Here is the scene of the crime. I made a mental note to clip the bamboo and get a picture that would show how the tail was knotted. Now, how could such a thing have happened?
My first thought was of a Loggerhead Shrike. Shrikes are tough, predatory birds that eat mice, small birds and grasshoppers. They have the odd habit of impaling their dead prey on thorny trees or barbed wire fences to keep it out of reach of other animals until they are ready to eat. Could this be the work of a shrike?
We do have shrikes, but they hang out in open areas. Where I have seen one is out on the Canyon Vista track, an open fenced field. A Loggerhead Shrike sometimes sits on the fence there, hunting, no doubt. The bamboo is surely much too enclosed a space for a bird with that habit?
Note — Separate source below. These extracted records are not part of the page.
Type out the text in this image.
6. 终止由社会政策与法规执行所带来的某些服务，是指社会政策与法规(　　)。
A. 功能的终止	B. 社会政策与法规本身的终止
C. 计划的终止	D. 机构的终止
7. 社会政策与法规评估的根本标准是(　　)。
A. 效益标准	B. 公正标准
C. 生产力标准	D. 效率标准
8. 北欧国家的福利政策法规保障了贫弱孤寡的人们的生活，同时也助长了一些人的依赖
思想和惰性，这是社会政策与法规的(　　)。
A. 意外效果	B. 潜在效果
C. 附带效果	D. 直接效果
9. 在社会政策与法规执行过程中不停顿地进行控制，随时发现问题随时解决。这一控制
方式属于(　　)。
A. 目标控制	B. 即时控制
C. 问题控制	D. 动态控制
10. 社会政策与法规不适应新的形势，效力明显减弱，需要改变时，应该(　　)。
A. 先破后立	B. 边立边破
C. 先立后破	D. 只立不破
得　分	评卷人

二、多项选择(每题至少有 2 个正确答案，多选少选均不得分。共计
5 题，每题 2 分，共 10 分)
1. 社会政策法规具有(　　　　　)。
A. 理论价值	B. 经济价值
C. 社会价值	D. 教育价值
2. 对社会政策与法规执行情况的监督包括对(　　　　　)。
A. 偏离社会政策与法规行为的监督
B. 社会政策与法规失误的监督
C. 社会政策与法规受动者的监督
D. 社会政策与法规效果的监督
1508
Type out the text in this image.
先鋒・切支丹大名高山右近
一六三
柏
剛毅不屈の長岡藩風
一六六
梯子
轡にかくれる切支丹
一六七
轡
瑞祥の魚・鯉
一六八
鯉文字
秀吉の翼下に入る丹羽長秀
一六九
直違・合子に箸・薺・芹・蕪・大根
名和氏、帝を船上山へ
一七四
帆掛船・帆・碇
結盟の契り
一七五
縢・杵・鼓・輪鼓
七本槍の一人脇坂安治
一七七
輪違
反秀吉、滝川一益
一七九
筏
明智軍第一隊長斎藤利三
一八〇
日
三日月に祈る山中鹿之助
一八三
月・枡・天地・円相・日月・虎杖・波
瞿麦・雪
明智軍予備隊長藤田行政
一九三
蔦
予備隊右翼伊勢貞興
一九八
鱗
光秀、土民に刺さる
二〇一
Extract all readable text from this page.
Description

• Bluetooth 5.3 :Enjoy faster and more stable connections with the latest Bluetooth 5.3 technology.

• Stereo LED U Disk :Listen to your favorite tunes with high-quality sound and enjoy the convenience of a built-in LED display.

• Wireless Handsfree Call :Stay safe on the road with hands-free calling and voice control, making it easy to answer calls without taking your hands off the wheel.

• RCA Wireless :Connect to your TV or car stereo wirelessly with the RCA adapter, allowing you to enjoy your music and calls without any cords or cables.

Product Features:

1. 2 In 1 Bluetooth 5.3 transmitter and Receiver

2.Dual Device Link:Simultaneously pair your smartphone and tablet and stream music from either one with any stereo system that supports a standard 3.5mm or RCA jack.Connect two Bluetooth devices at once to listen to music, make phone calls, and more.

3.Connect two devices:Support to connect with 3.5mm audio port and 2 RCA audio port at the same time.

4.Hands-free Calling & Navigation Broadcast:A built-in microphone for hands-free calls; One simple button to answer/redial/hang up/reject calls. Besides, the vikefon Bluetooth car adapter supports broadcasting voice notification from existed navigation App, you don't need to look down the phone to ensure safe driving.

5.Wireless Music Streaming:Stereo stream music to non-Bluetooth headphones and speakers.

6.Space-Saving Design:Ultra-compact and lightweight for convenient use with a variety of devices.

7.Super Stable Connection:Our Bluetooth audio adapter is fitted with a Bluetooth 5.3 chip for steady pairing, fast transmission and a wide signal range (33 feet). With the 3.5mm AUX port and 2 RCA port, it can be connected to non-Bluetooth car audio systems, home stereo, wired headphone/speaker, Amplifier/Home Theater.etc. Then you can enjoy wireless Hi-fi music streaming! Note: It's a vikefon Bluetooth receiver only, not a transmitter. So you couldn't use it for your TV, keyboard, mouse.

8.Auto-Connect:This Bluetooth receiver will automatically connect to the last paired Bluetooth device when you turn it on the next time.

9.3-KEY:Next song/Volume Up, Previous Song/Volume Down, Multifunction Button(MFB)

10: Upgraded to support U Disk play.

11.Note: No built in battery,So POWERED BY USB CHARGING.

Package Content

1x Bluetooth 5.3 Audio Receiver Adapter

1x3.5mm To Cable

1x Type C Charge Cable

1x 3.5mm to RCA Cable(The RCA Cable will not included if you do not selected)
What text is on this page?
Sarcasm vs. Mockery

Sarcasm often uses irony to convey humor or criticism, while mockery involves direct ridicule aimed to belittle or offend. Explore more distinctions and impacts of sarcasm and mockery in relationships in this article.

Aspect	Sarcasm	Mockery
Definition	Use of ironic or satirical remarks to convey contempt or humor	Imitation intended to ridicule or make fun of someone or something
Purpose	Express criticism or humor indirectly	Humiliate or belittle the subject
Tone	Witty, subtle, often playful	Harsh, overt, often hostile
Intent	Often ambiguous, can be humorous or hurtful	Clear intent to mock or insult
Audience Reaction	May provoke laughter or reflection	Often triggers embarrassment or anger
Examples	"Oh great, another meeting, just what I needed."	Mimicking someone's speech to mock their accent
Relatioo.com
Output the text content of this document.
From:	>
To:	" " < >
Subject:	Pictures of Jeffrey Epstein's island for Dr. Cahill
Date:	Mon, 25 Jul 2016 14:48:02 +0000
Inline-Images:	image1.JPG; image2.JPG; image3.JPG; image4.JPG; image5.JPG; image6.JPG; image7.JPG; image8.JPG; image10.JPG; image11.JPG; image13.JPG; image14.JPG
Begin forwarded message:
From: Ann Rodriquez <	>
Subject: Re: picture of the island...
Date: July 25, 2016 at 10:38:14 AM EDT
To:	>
And Craig thought the rat was too big and heavy for a Shrike, which is, after all, only about the size of a mockingbird. Also, shrikes impale their victims only four or five feet above the ground. This was a bit too high. And they impale them; they don't tie them up by their tails!
How else would this thing have happened? Do raccoons catch and eat rats? Tie their tails in knots? Hang them in trees? Do owls hang up their prey? What kind of animal would make rat jerky in the Bamboo Forest?